Regardless of whether you’re a rewards newbie or a seasoned travel hacker, there are mistakes you want to avoid in the points and miles game. Keep reading for our eight travel rewards card sins you should steer clear of committing.
See our list of the best credit card bonuses here.
1. Keeping A Balance
This is perhaps the biggest credit card sin of all. Keeping a balance wreaks havoc on your credit score, making it more difficult for you to open other card or loan accounts.
Not to mention, most travel rewards cards have high interest rates. So if you run up a balance every month without paying it off, you’ll negate the value of any rewards you earned with your spending.
TIPS: Always pay your balance in full. Spend within your financial means. Keep a budget so you know your spending never exceeds your income.
2. Missing A Payment
Although not as sinful as keeping a balance, missing payments can get expensive. You’ll probably get hit with a $25 to $35 fee, even if you’re just one day late.
Payments made past their due dates also get reported to credit bureaus, negatively impacting your credit score.
TIPS: Set up automatic payments. But remember, it might take one or two months to activate, so be sure to make those payments manually before auto-pay takes over.
3. Closing Your Credit Card
A common card myth most people believe is that you need to cancel a card before opening another one. WRONG! Closing a credit card may, in fact, hurt your credit score. Here’s why:
- Your credit utilization ratio determines 30% of your credit score. This ratio is defined by your account balances compared to your credit limits. You want a low credit utilization ratio, which means low account balances and high credit limits.
- The length of your credit history accounts for 10% of your credit score. This takes into consideration the average age of your accounts. The longer you’ve had a card open, the better.
TIPS: Do not cancel a card unless you’re sure it won’t hurt your credit utilization ratio. If you want to avoid having to pay an annual fee on a card you don’t use, try downgrading to its no-annual-fee version instead.
4. Losing Your Points Or Miles
Some loyalty programs, like Delta SkyMiles and JetBlue TrueBlue, have rewards that never expire. Other programs will toss out points if there’s no account activity for a certain time period. This period is usually 18 months, although we’ve seen it as short as three months with Spirit Airlines Free Spirit.
TIPS: Look for our upcoming guide on keeping your points and miles from expiring. We recommend making at least one purchase a year on every card you have.
5. Missing Out On A Welcome Bonus
One of the biggest reasons to sign up for a credit card is to get the welcome bonus. If you don’t spend enough during your allotted time frame, then you’ll be missing out on huge rewards.

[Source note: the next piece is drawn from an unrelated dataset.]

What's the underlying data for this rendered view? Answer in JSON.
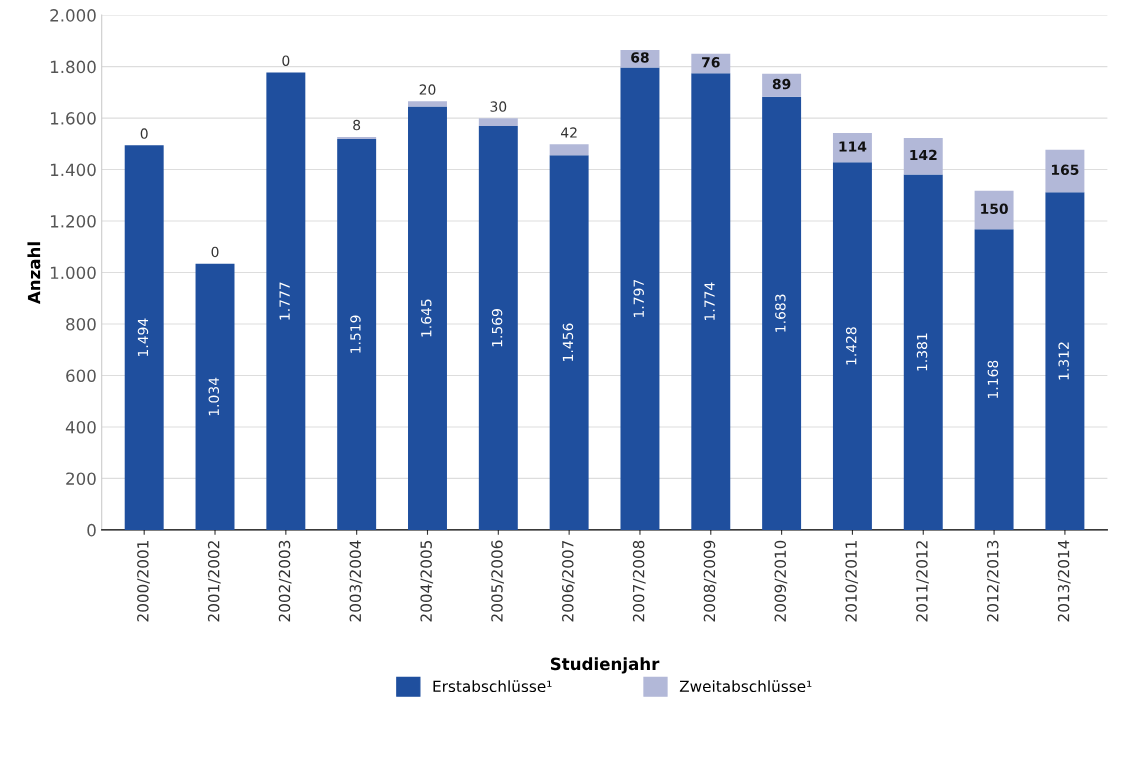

Keep in mind:
- That time frame starts counting down once your application is approved, NOT when you receive your credit card.
- Certain spending, like annual fees, balance transfers and cash advances, do not count towards your spending goal.

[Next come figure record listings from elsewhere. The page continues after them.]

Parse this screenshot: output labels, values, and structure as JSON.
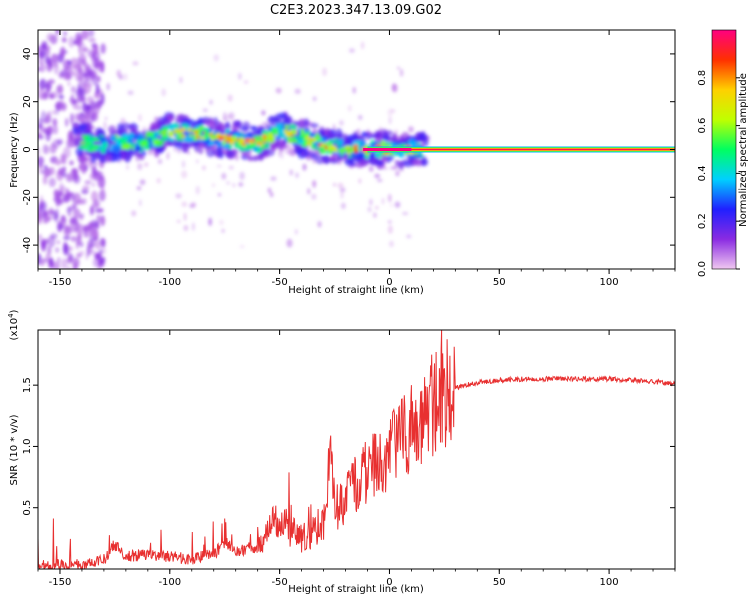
{
  "title": "C2E3.2023.347.13.09.G02",
  "chart_data": [
    {
      "type": "heatmap",
      "xlabel": "Height of straight line (km)",
      "ylabel": "Frequency (Hz)",
      "xlim": [
        -160,
        130
      ],
      "ylim": [
        -50,
        50
      ],
      "xticks": [
        -150,
        -100,
        -50,
        0,
        50,
        100
      ],
      "yticks": [
        -40,
        -20,
        0,
        20,
        40
      ],
      "ridge": {
        "x": [
          -140,
          -130,
          -120,
          -110,
          -100,
          -90,
          -80,
          -70,
          -60,
          -50,
          -40,
          -30,
          -20,
          -10,
          0,
          10,
          130
        ],
        "y": [
          3,
          2,
          3,
          3,
          7,
          7,
          5,
          4,
          2,
          8,
          5,
          2,
          0,
          0,
          0,
          0,
          0
        ]
      },
      "colorbar": {
        "label": "Normalized spectral amplitude",
        "range": [
          0,
          1
        ],
        "ticks": [
          0.0,
          0.2,
          0.4,
          0.6,
          0.8
        ],
        "colors": [
          "#f0c8f0",
          "#8a2be2",
          "#2020ff",
          "#00d0ff",
          "#00ff60",
          "#c0ff00",
          "#ffd000",
          "#ff3000",
          "#ff0080"
        ]
      }
    },
    {
      "type": "line",
      "xlabel": "Height of straight line (km)",
      "ylabel": "SNR (10 * v/v)",
      "y_multiplier": "(x10",
      "y_multiplier_exp": "4",
      "y_multiplier_close": ")",
      "xlim": [
        -160,
        130
      ],
      "ylim": [
        0,
        1.95
      ],
      "xticks": [
        -150,
        -100,
        -50,
        0,
        50,
        100
      ],
      "yticks": [
        0.5,
        1.0,
        1.5
      ],
      "ytick_labels": [
        "0.5",
        "1.0",
        "1.5"
      ],
      "series": [
        {
          "name": "SNR",
          "color": "#e83030",
          "x": [
            -160,
            -150,
            -140,
            -130,
            -125,
            -120,
            -110,
            -100,
            -90,
            -80,
            -75,
            -70,
            -60,
            -55,
            -50,
            -45,
            -40,
            -35,
            -30,
            -27,
            -25,
            -20,
            -15,
            -10,
            -5,
            0,
            5,
            10,
            15,
            20,
            25,
            30,
            40,
            50,
            60,
            70,
            80,
            90,
            100,
            110,
            120,
            130
          ],
          "y": [
            0.02,
            0.03,
            0.04,
            0.08,
            0.2,
            0.1,
            0.12,
            0.1,
            0.08,
            0.12,
            0.22,
            0.15,
            0.18,
            0.3,
            0.45,
            0.3,
            0.25,
            0.3,
            0.4,
            1.0,
            0.5,
            0.55,
            0.7,
            0.8,
            0.85,
            0.95,
            1.05,
            1.15,
            1.25,
            1.35,
            1.42,
            1.48,
            1.52,
            1.54,
            1.55,
            1.55,
            1.55,
            1.55,
            1.55,
            1.54,
            1.53,
            1.51
          ]
        }
      ]
    }
  ]
}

TIPS: Know when your welcome bonus period ends and what counts towards your spending requirement. Click here for more credit card bonus tips.
6. Using The Wrong Card
Some rewards cards offer bonuses for purchases made with certain types of merchants. For example, travel, restaurants, gas stations and supermarkets. You don’t want to use your 1% cashback card to pay for your dinner when you can earn 2x points with your Chase Sapphire Preferred® Card.
TIPS: Read your card agreement and familiarize yourself with the card’s earning structure and benefits.

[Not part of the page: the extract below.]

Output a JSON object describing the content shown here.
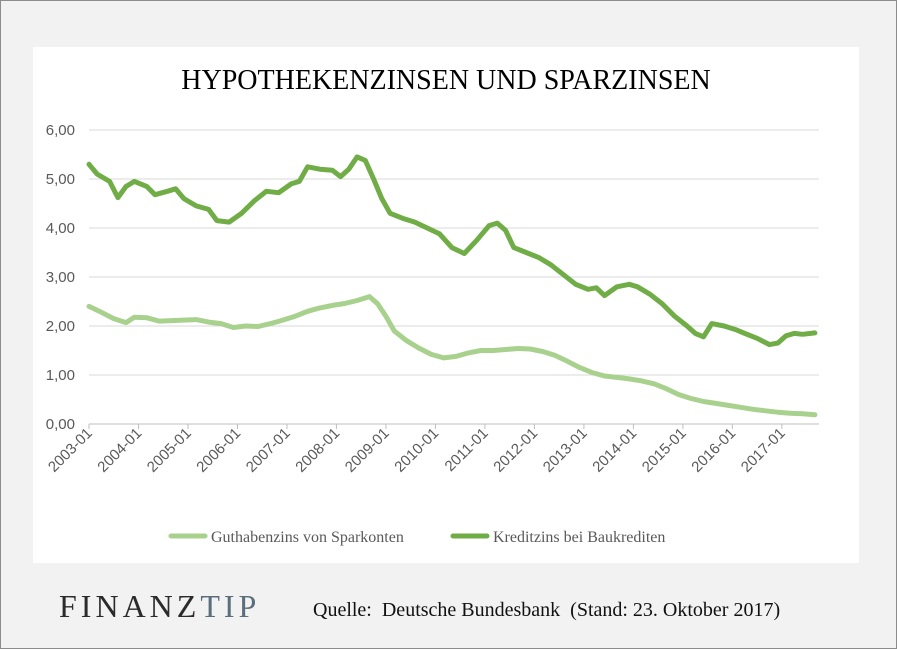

7. Ignoring Cards With Annual Fees
You might think credit cards with annual fees aren’t worth the cost. Think again. Many of them offer better sign-up bonuses, ongoing rewards and benefits, and anniversary bonuses than their low-cost counterparts. Usually, the combination of all these valuable perks outweigh the card’s annual fee.
TIPS: Check out our list of the best credit card bonuses, updated monthly.
8. Paying Foreign Transaction Fees
Some credit cards will charge up to 3% for purchases made in a foreign currency. This even includes when the foreign merchant converts the transaction into USD.
With so many travel credit cards these days offering to waive foreign transaction fees – even no-annual-fee cards – there’s no reason why you should still be paying foreign transaction fees.
TIPS: Simply get a credit card that doesn’t charge foreign transaction fees.
As you can see, there are plenty of things you shouldn’t do when it comes to rewards credit cards. Travelling for “free” is a possibility, even easy, if you make the most out of every credit card you open. Just make sure to avoid our eight travel rewards card sins above.